Faeries are always wild and untamed. Though their clothing may be exquisite and delicate, expert of cut and seam, even possibly sewn with the silk of spiders webs or the light that caused the last rainbow, per Rev. Robert Kirk, everything they wear is sensual, loose and has a distinctive look to it. There are a lot of asymmetrical lines, their hats tend to come to point, and they rarely wear shoes at all. If they do, they most certainly are not out of flowers as flowers would fall apart as they walked. The Nymphs, Dryads and the High Sidhe, of course, their stature being human in size and shape, would never find flower petals big enough for their blithe bodies. For certain they are able to create their own clothing masterpieces that must resemble the human kind.







And all of this is assuming they wear anything at all. As hedonistic as Faeries can be, nakedness is not lewdness. Not to them. A warm summer day spent in the cool water of a Nymph's pool is really just a lot of self confidence. After all, they don't have any reason not to have it in perfection. Water Sprites and Nyxies, who spend all their time in the water blatantly refuse to wear clothes, as it interferes with their life's ambition- to revel in the water as though they were mere fish. But then, neither of them really exhibit any obvious form of gender anyway, so I guess it matters to a lesser degree.
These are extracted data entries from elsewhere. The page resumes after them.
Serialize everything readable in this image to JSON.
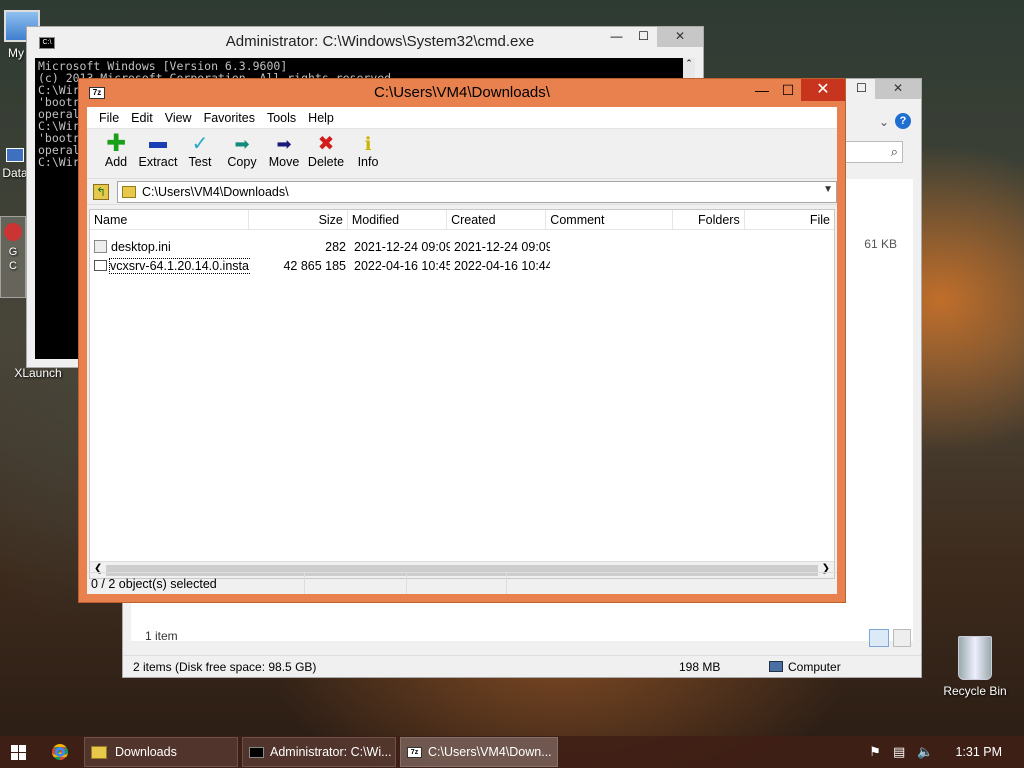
{
  "desktop": {
    "icons": {
      "my_computer": "My C",
      "data": "Data",
      "g": "G\nC",
      "xlaunch": "XLaunch",
      "recycle_bin": "Recycle Bin"
    }
  },
  "cmd": {
    "title": "Administrator: C:\\Windows\\System32\\cmd.exe",
    "lines": [
      "Microsoft Windows [Version 6.3.9600]",
      "(c) 2013 Microsoft Corporation. All rights reserved.",
      "",
      "C:\\Wir",
      "'bootr",
      "operal",
      "",
      "C:\\Wir",
      "'bootr",
      "operal",
      "",
      "C:\\Wir"
    ]
  },
  "explorer": {
    "right_size": "61 KB",
    "items_count": "1 item",
    "status_left": "2 items (Disk free space: 98.5 GB)",
    "status_size": "198 MB",
    "status_location": "Computer"
  },
  "sevenzip": {
    "title": "C:\\Users\\VM4\\Downloads\\",
    "menu": [
      "File",
      "Edit",
      "View",
      "Favorites",
      "Tools",
      "Help"
    ],
    "tools": [
      {
        "label": "Add",
        "icon": "plus-icon",
        "color": "#18a018"
      },
      {
        "label": "Extract",
        "icon": "minus-icon",
        "color": "#1a3fb5"
      },
      {
        "label": "Test",
        "icon": "check-icon",
        "color": "#25a8c8"
      },
      {
        "label": "Copy",
        "icon": "double-arrow-icon",
        "color": "#138a7a"
      },
      {
        "label": "Move",
        "icon": "arrow-right-icon",
        "color": "#1a1a7a"
      },
      {
        "label": "Delete",
        "icon": "x-icon",
        "color": "#d41b1b"
      },
      {
        "label": "Info",
        "icon": "info-icon",
        "color": "#c9b400"
      }
    ],
    "address": "C:\\Users\\VM4\\Downloads\\",
    "columns": [
      "Name",
      "Size",
      "Modified",
      "Created",
      "Comment",
      "Folders",
      "File"
    ],
    "files": [
      {
        "name": "desktop.ini",
        "size": "282",
        "modified": "2021-12-24 09:09",
        "created": "2021-12-24 09:09"
      },
      {
        "name": "vcxsrv-64.1.20.14.0.insta...",
        "size": "42 865 185",
        "modified": "2022-04-16 10:45",
        "created": "2022-04-16 10:44"
      }
    ],
    "status": "0 / 2 object(s) selected"
  },
  "taskbar": {
    "buttons": [
      {
        "label": "Downloads"
      },
      {
        "label": "Administrator: C:\\Wi..."
      },
      {
        "label": "C:\\Users\\VM4\\Down..."
      }
    ],
    "clock": "1:31 PM"
  }
}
Of course, Winter Faeries wear more clothes than the Summer Faeries, but a human would probably freeze to death in an afternoon wearing just what a Winter Fae would.




Rest assured, though, that those blessed little Fairies that are always painted into pictures of quiet gardens and on the pages of children's books do likely adorn themselves in the satin petals of roses and the soft fuzz of leaf buds. And being so tiny, they actually do very little walking, so velvety shoes of curly petals would cover their tiny toes for days before becoming too thin. But then, in the summer time, there is always an abundance of flowers. So what if their shoes wear out in three days?



Pixies, and possibly Bramble Fairies, though, are really the only Fae that I can possibly imagine wearing very much fur. Even in the winter, Faeries are connected by blood ties to nature. I can not fathom a Faerie hunting down and skinning anything simply to clothe themselves. Pixies are feral, and primally freakish. They're just short of becoming cannibalistic, and if any group of Faeries were to hunt anything, it would be them. Bramble Fairies, an off break of the Pixies, are not quite so feral or lawless. But they consider themselves Warriors. (Often, when you find your thumb pricked by a really large thorn or splinter, you can attribute it to the never-missing bow of a Bramble Fairy on whose territory you have trodden.) Still, these creatures are less than 3 inches high. It would take an entire family of them to chase down and kill a rabbit. However, it would certainly clothe the lot of them. Few Faeries actually eat meat.



Just for future reference, though, Faeries do not wear tutus. It's really cute on your sweet, fat, rolly baby, but it's just not fathomable.